Jeanne-Claude was born in Casablanca, Morocco where her father, Major Léon Denat, was stationed. Her mother, Précilda, was married to her father at age seventeen and the couple divorced soon after her birth. Jeanne-Claude was sent to live with her father’s family during World War II while her mother fought in the French Resistance. Précilda later married General Jacques de Guillebon and the family moved to Bern, Switzerland. In 1952 Jeanne-Claude moved with her family to Tunisia, where she enrolled at the University of Tunis. After five years in Tunisia they moved back to Paris and a year later, Jeanne-Claude met Christo.

After the birth of their son, Jeanne-Claude began working as Christo’s artistic partner.
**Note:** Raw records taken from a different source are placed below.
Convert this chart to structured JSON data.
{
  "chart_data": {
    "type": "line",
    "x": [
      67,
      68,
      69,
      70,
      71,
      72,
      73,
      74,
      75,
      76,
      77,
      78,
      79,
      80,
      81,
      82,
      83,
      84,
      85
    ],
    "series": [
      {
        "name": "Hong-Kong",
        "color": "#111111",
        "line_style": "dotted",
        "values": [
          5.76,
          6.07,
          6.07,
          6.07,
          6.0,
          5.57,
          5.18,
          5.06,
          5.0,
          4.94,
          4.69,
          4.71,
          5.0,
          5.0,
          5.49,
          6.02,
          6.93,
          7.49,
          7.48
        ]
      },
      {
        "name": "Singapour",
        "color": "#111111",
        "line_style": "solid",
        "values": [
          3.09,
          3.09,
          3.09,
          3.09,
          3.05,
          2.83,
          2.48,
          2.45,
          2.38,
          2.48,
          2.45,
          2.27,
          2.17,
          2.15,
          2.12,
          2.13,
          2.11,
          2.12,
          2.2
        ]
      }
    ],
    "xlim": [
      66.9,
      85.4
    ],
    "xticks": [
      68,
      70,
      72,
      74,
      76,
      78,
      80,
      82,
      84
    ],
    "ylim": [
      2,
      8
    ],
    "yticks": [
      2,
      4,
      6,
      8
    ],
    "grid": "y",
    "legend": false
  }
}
Jeanne-Claude frequently described their collaboration as: “I became an artist out of love for Christo, if he had been a dentist, I would have become a dentist.” Since 1961, the couple successfully realized nineteen large-scale projects, including wrapping Pont Neuf in Paris with fabric; the simultaneous opening of umbrellas across the Japanese and California countryside; and erecting gates throughout Central Park in New York City. Due to the incredible scale of their projects and the manner in which their projects invade the cityscape, it takes years of planning and negotiating to acquire the permitting required to realize their visions. Over time the couple developed a strict policy regarding outside funding. Christo and Jeanne-Claude refused to be indebted or limited in anyway by receiving money from outside sources; choosing to personally fund their projects instead with the sales of Christo’s preparatory drawings. Due to the transient nature of their work, the couple documents their finalized projects in photography and film, working exclusively with photographer Wolfgang Volz and documentary film makers Albert and David Maysles.

In 2009, Jeanne-Claude died of a brain aneurysm while the couple where working on Over the River, a series of fabric panels over the Arkansas River in Colorado. From their first collaboration, they used only Christo’s name but in 1994 decided to retroactively credit their works to “Christo and Jeanne-Claude.”